Questa è la fase in cui Nietzsche afferma che l'oltreuomo:
- sia capace di sopportare le implicazioni della morte di Dio;
- possa sopportare il concetto dell'eterno ritorno
- che sia l'espressione compiuta della volontà di potenza;
Secondo Nietzsche l'unico a poter sopportare le implicazioni della morte di Dio, è l'oltreuomo in quanto sa accettare la vita e goderne sua nel suo corpo che nei valori.
L'oltreuomo, inoltre è capace di sopportare l'idea dell'eterno ritorno, ovvero l'ipotesi che la storia sia un grande circolo e che tutto sia destinato a tornare.
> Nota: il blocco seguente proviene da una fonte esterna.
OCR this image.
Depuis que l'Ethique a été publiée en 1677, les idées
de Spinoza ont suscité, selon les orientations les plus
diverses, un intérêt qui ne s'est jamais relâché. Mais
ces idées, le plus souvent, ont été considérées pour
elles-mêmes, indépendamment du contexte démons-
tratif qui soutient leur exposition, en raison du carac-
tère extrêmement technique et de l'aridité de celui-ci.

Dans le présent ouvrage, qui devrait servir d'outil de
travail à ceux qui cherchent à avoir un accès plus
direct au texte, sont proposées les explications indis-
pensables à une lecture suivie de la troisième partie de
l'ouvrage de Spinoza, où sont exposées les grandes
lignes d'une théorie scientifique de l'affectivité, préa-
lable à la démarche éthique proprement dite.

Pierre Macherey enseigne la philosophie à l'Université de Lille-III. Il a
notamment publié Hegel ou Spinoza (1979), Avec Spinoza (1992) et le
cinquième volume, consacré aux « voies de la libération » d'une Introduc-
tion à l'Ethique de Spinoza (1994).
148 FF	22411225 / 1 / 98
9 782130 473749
Questa ipotesi si contrappone all'idea lineare del tempo, secondo cui la storia è una catena di momenti irripetibili ed orientati verso il fine ultraterreno.
Infine per il filosofo, l'oltreuomo è espressione compiuta della volontà di potenza (saper riconoscere gli oggetti, dargli un significato ed interpretarli), ovvero è:
~ è l'essenza della vita, un impulso a crescere;
~ è arte, cioè azione produttiva del senso del mondo
↳ in virtù di tale potenza creatrice, l'oltreuomo opera una trasvalutazione dei valori → inaugura un nuovo modo di rapportarsi ai valori, che vengono intesi come manifestazioni dell'uomo.